The social features of these games were not really that deep. The games behaved sort of like my 2 year old son. Here, he has loudly demanded that his uncle plays with Legos with him – only to then completely ignore said uncle while happily playing next to him. They are both doing the same thing, but with very limited interaction.


That still has some value, even though there was widespread scorn for the term “social” when describing those games. There is social proof in having friends doing the same thing you do. The mainstream consumer starts doing something only when all their friends and acquaintances are also doing it.  

These games used a variety of ways to get people to invite their friends. There were suggestions that you brag about every achievement you got in the game by posting as visibly as possible on your Facebook wall. There were walls to unlock more gameplay that could only be passed by connecting to 3 or more friends in the game. And there were ways to send gifts to each other, in the hope of triggering the social obligation of reciprocation from your friends. (Have a look at Cialdini’s book “Influence: The Psychology of Persuasion” for more on tricks like these.)

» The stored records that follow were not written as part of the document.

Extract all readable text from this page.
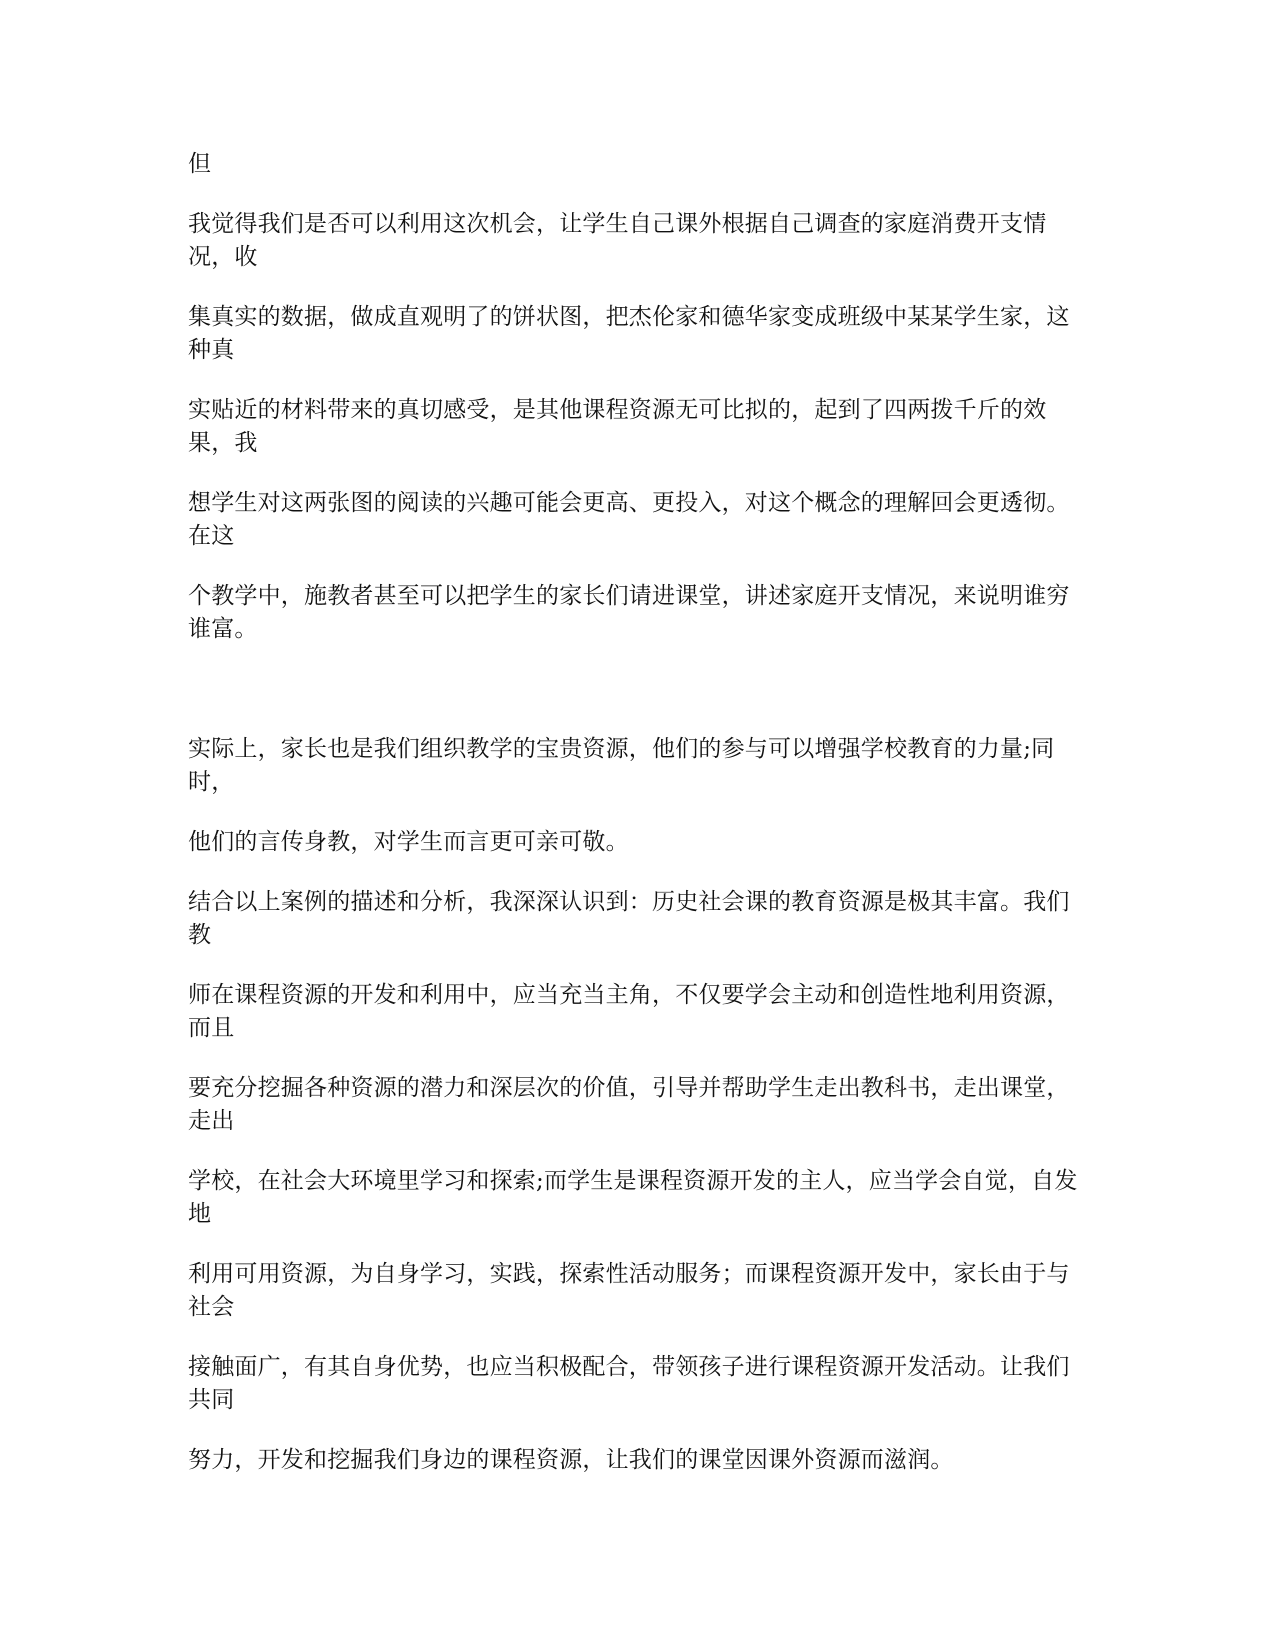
但

我觉得我们是否可以利用这次机会，让学生自己课外根据自己调查的家庭消费开支情况，收

集真实的数据，做成直观明了的饼状图，把杰伦家和德华家变成班级中某某学生家，这种真

实贴近的材料带来的真切感受，是其他课程资源无可比拟的，起到了四两拨千斤的效果，我

想学生对这两张图的阅读的兴趣可能会更高、更投入，对这个概念的理解回会更透彻。在这

个教学中，施教者甚至可以把学生的家长们请进课堂，讲述家庭开支情况，来说明谁穷谁富。

实际上，家长也是我们组织教学的宝贵资源，他们的参与可以增强学校教育的力量;同时，

他们的言传身教，对学生而言更可亲可敬。

结合以上案例的描述和分析，我深深认识到：历史社会课的教育资源是极其丰富。我们教

师在课程资源的开发和利用中，应当充当主角，不仅要学会主动和创造性地利用资源，而且

要充分挖掘各种资源的潜力和深层次的价值，引导并帮助学生走出教科书，走出课堂，走出

学校，在社会大环境里学习和探索;而学生是课程资源开发的主人，应当学会自觉，自发地

利用可用资源，为自身学习，实践，探索性活动服务；而课程资源开发中，家长由于与社会

接触面广，有其自身优势，也应当积极配合，带领孩子进行课程资源开发活动。让我们共同

努力，开发和挖掘我们身边的课程资源，让我们的课堂因课外资源而滋润。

All this was done to achieve a good “k-factor”, which is the measure of virality. The k-factor means “how many new customers does every existing customer bring in”. There’s an excellent explanation of it here.

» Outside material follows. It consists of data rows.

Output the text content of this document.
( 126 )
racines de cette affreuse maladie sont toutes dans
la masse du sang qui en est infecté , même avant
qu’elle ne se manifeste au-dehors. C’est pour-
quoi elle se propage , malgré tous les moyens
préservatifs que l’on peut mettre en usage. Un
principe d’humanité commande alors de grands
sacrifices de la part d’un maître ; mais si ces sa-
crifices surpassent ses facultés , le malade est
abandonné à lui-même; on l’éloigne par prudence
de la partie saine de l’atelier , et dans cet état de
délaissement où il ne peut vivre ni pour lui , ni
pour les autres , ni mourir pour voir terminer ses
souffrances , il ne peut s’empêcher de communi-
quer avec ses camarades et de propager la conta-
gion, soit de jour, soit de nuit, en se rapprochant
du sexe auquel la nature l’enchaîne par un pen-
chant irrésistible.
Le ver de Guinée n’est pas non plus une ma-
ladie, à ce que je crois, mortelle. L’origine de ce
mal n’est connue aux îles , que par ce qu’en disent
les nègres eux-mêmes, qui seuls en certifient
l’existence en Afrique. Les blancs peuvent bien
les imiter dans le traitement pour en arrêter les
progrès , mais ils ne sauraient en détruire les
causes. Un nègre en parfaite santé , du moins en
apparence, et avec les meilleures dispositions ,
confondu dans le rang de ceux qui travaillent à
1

In short, if your k-factor is above 1, that means that the game spreads on its own. You just need to seed it with some customers. Say you bring in 1000 customers through featuring and advertising. If the k-factor is 2, they will bring in 2000 of their friends, who will in turn bring in 4000 of their friends, etc. Eventually the whole world plays your game! (Or, what actually happens: the k-factor declines over time).

If the k-factor is below 1 (which it usually is), then it still means that your marketing is cheaper. If you spend $3 per download to get people to download your app, you will eventually get 2 downloads for that price is your k-factor is 0.5, bringing your effective cost per download to $1.50.

So far the early focus on getting the virality up by bringing in the real-world friends and acquaintances of the players. Early mobile games also tried to boost virality with similar methods, but it was way harder to get it to work well. New games are more focused on retention rather than virality.

To get virality, you should focus on the player’s real world friends, but to get retention, you want to build new in-game connections between strangers.

Social features are good drivers for retention, but only when some demands are met. Players can come back to a game for a variety of social reasons. If there are clans or guilds, players will feel a social obligation to play and contribute to their clan. With competitive features, people will be comparing their own progress to peers and try to keep up.

The problem is that both of these only work with players who are at roughly the same level. If I start playing any of the King games right now, it will not inspire me much to see my wife at level 245. If anything, I might get disheartened and think that I will never be able to catch up.

Similarly, when I play Clash Royale in my friend’s clan, I am actually dragging him down. He’s way more interested in the game than I am, and is also playing it a lot more as well as better. Which means that I should not really be in his clan. It would be in his interest to have better players than me in the clan. If he keeps to the clan that I am in, the social features will quickly become a liability rather than an asset. He is likely to stop playing, just as I stopped playing. If he moves to a clan with his own level of players, the social pressure is kept constant, and he is way more likely to stick around.

I think that this is a universal rule: it is unlikely that your friends are interested in exactly the same games as you are, and that they are equally skilled at them. Therefore, we can build games that try to get people to invite their real-world friends, but that is for short term virality. For the long term, we should transition players into making new friends in the game. Friends that share their interest in the game, and are playing at the same level.